Peter Attia: No, my pleasure, Dave. Thank you very much. I apologize if this just took longer than we thought it might’ve, and I know we went off on tangents all over the place. I guess this will be one where the show notes are probably quite helpful. But, nevertheless, it was great meeting you in person. I didn’t realize it’s only been three years since you’ve been at this. It feels like a lot longer actually.

Dave Feldman: It certainly does for me. And my wife would say its felt twice as long for her. You have to realize something, almost nobody knew about me a year and a half ago, and I knew almost nothing about cholesterol three years before that. So this is absolutely been a fresh journey, and that’s why I have to oftentimes emphasize that I’m not a formally trained biochemist, and I really have a lot of gaps, I’m sure, in my knowledge that I’m looking to fill, and find as fast as I can.

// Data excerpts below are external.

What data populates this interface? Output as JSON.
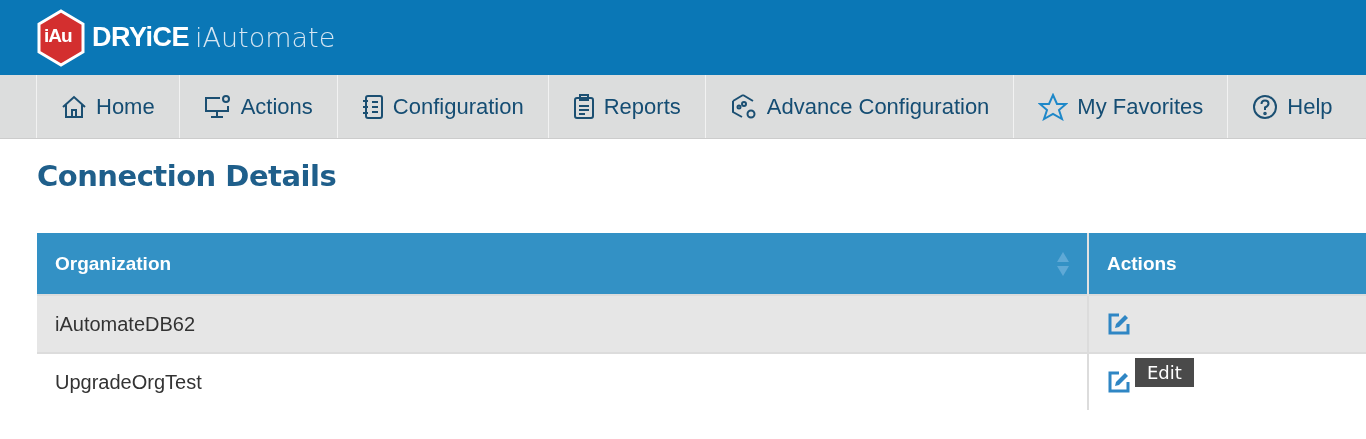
{
  "header": {
    "logo_badge": "iAu",
    "brand": "DRYiCE",
    "product": "iAutomate"
  },
  "nav": [
    {
      "label": "Home",
      "kind": "home"
    },
    {
      "label": "Actions",
      "kind": "actions"
    },
    {
      "label": "Configuration",
      "kind": "configuration"
    },
    {
      "label": "Reports",
      "kind": "reports"
    },
    {
      "label": "Advance Configuration",
      "kind": "advanced"
    },
    {
      "label": "My Favorites",
      "kind": "favorites"
    },
    {
      "label": "Help",
      "kind": "help"
    }
  ],
  "page_title": "Connection Details",
  "table": {
    "columns": [
      {
        "label": "Organization",
        "sortable": true
      },
      {
        "label": "Actions",
        "sortable": false
      }
    ],
    "rows": [
      {
        "organization": "iAutomateDB62"
      },
      {
        "organization": "UpgradeOrgTest",
        "tooltip": "Edit"
      }
    ]
  }
}
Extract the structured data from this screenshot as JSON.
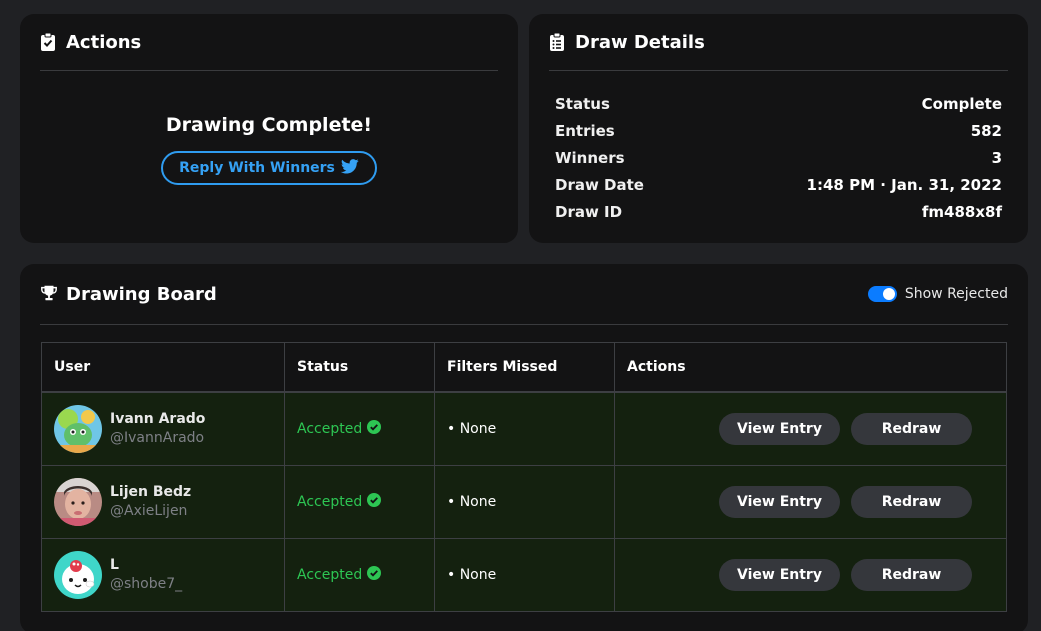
{
  "actions_card": {
    "title": "Actions",
    "complete_text": "Drawing Complete!",
    "reply_button_label": "Reply With Winners"
  },
  "details_card": {
    "title": "Draw Details",
    "rows": [
      {
        "label": "Status",
        "value": "Complete"
      },
      {
        "label": "Entries",
        "value": "582"
      },
      {
        "label": "Winners",
        "value": "3"
      },
      {
        "label": "Draw Date",
        "value": "1:48 PM · Jan. 31, 2022"
      },
      {
        "label": "Draw ID",
        "value": "fm488x8f"
      }
    ]
  },
  "board_card": {
    "title": "Drawing Board",
    "toggle_label": "Show Rejected",
    "toggle_on": true,
    "columns": [
      "User",
      "Status",
      "Filters Missed",
      "Actions"
    ],
    "rows": [
      {
        "name": "Ivann Arado",
        "handle": "@IvannArado",
        "status": "Accepted",
        "filters_missed": "• None",
        "view_label": "View Entry",
        "redraw_label": "Redraw"
      },
      {
        "name": "Lijen Bedz",
        "handle": "@AxieLijen",
        "status": "Accepted",
        "filters_missed": "• None",
        "view_label": "View Entry",
        "redraw_label": "Redraw"
      },
      {
        "name": "L",
        "handle": "@shobe7_",
        "status": "Accepted",
        "filters_missed": "• None",
        "view_label": "View Entry",
        "redraw_label": "Redraw"
      }
    ]
  },
  "colors": {
    "background": "#202124",
    "card": "#131314",
    "accent_blue": "#2f9cf0",
    "accepted_green": "#2dc653",
    "row_bg": "#14210f",
    "pill_bg": "#35373c"
  },
  "icons": [
    "clipboard-check-icon",
    "clipboard-list-icon",
    "trophy-icon",
    "twitter-icon",
    "check-circle-icon"
  ]
}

Peter Attia: All right. Well, it was great to meet you. Enjoy your time in San Diego. Oh, by the way, for the listener, this is being recorded on July 26th. It will be a long time before this goes up, Dave, so hopefully the listeners will understand that whatever has transpired since then is just … We pre-record these things many months in advance. We may have to bump it up a little bit, depending on, maybe we can reshuffle it and get it out before the end of the year, which is probably right now where it sits in the pipeline. But-

Dave Feldman: You’re going to subject me to quite a hell, because I guarantee every single follower I have is going to be knocking on my door until this thing is opened up, so that will be pretty funny.

Peter Attia: Well, we’ll do what we can. Anyway, man. All right. Thanks so much.

Dave Feldman: Absolutely.

Peter Attia: Awesome to finally meet you.